Setelah mengobrol sedikit di depan toko sambil meminum susu. Akhirnya, sang cowok mengantar Haeju pulang sampai ke depan gang rumah Haeju.
"Aku tidak usah masuk ya?" tanyanya.
"Eh iya, Kakak yakin tahu jalan pulang dari sini?"
"Sepertinya aku hafal..."
"Yakin, Kak??? Tidak apa lho aku tunjukkan arah sambil aku naik motor," tanya Haeju khawatir.
"Tenang saja, Ju, aku bisa pakai GPS kok..."
"Kakak yakin???"
"Iya, yakin kok. Yah, kalaupun nanti aku nyasar, paling juga aku dibegal orang."
"Hihi... Kalau nyasar jangan chat aku ya?" canda Haeju.
"Oh, aku pasti akan chat kamu. Nyuruh kamu jemput aku! Haha..."
"Hahaha..."
Anyway, aku pulang dulu yaa....."
"Ya udah pulang sana, pulang sana!" canda Haeju lagi. Sang cowok tertawa mendengarnya.

Haeju melihatnya terakhir kali, memutar motornya ke arah pulang. Ia melambaikan tangan dan tersenyum kecil sebelum meninggalkan Haeju pergi. Haeju tidak yakin apakah barusan dia membalas senyumnya atau hanya berdiri bengong dengan bodohnya. Yang pasti, langkahnya sangat ringan saat ia berjalan pulang menuju rumahnya. Ia berusaha menyembunyikannya senyumnya di depan orang tuanya tetapi gagal. Saat itulah ia cukup yakin dengan apa yang sedang ia rasakan.

"...Nice to meet you, Oppa!"

Haeju berterima kasih kepada sang cowok untuk terakhir kalinya melalui chat. Dia menuliskan pesan, singkat saja, bahwa ia senang telah perjalanan malam itu.
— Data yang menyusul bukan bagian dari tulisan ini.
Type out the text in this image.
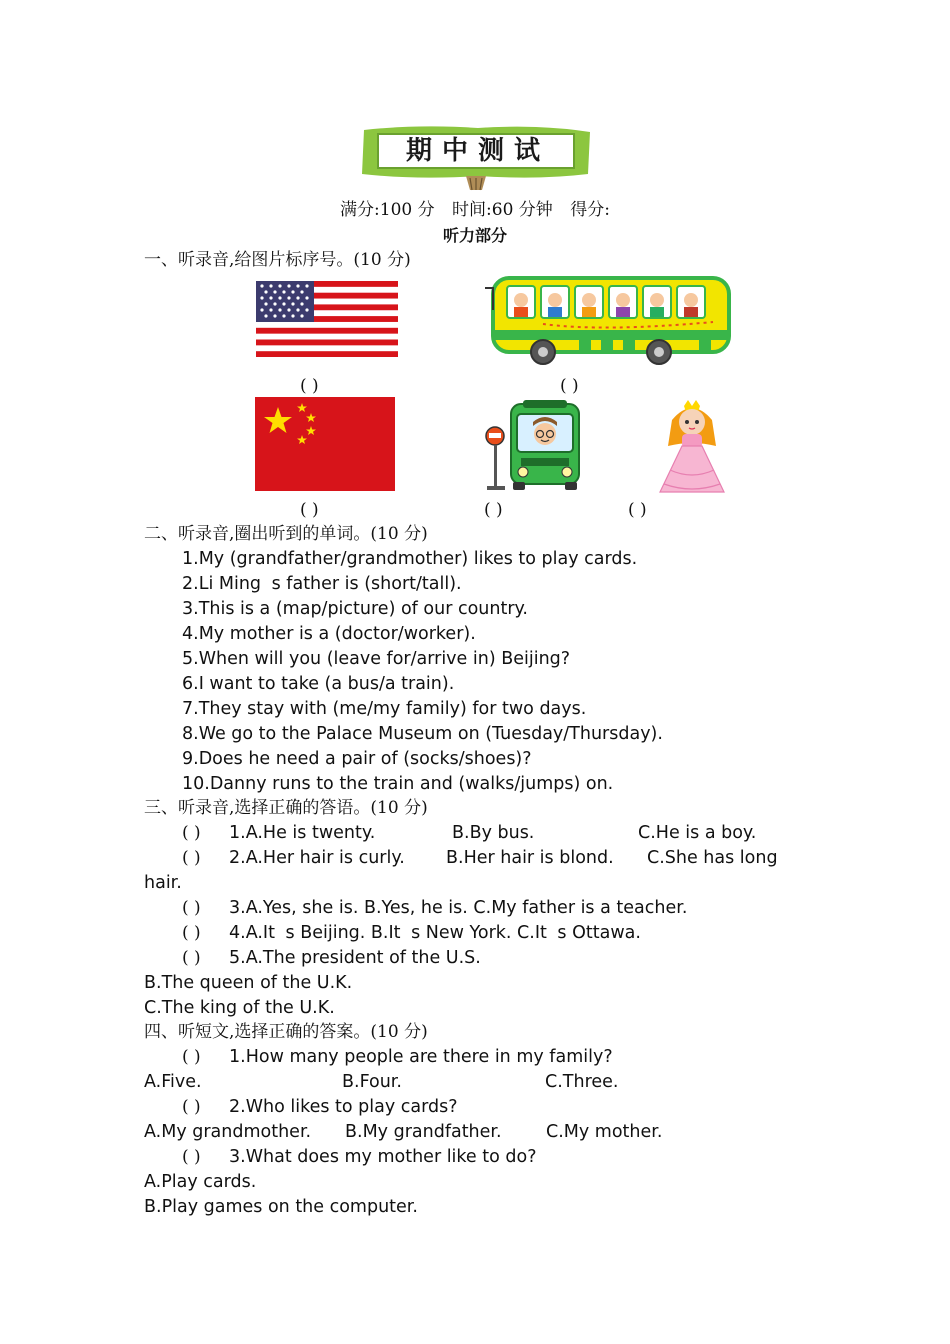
期中测试
满分:100 分 时间:60 分钟 得分:
听力部分
一、听录音,给图片标序号。(10 分)
( )	( )
( )	( )	( )
二、听录音,圈出听到的单词。(10 分)
1.My (grandfather/grandmother) likes to play cards.
2.Li Mings father is (short/tall).
3.This is a (map/picture) of our country.
4.My mother is a (doctor/worker).
5.When will you (leave for/arrive in) Beijing?
6.I want to take (a bus/a train).
7.They stay with (me/my family) for two days.
8.We go to the Palace Museum on (Tuesday/Thursday).
9.Does he need a pair of (socks/shoes)?
10.Danny runs to the train and (walks/jumps) on.
三、听录音,选择正确的答语。(10 分)
( ) 1.A.He is twenty.	B.By bus.	C.He is a boy.
( ) 2.A.Her hair is curly. B.Her hair is blond. C.She has long
hair.
( ) 3.A.Yes, she is. B.Yes, he is. C.My father is a teacher.
( ) 4.A.Its Beijing. B.Its New York. C.Its Ottawa.
( ) 5.A.The president of the U.S.
B.The queen of the U.K.
C.The king of the U.K.
四、听短文,选择正确的答案。(10 分)
( ) 1.How many people are there in my family?
A.Five.	B.Four.	C.Three.
( ) 2.Who likes to play cards?
A.My grandmother. B.My grandfather.	C.My mother.
( ) 3.What does my mother like to do?
A.Play cards.
B.Play games on the computer.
Ia tidak ingin percakapan mereka berakhir cepat. 
30 menit... 1 jam... Sang cowok belum membalas pesannya.
"Mungkin macet di jalan," pikir Haeju.

2 jam...

3 jam...

Belum ada balasan.


2 hari...




3 hari...




4 hari...

Ibunya mulai menanyakan mengenaik kabar sang cowok. Begitu pun Ce Lina yang sempat bertemu dengannya malam itu. Haeju tidak tahu harus menjawab apa saat mereka bertanya mengenainya...



5 hari...




Seminggu...







Sekian hari kemudian...





Kini teman-teman Haeju semua sudah tahu apa yang terjadi. Sang cowok hilang tanpa kabar. Pesannya tidak pernah dibalas. Butuh waktu lama bagi Haeju untuk menerima apa yang sebenarnya terjadi.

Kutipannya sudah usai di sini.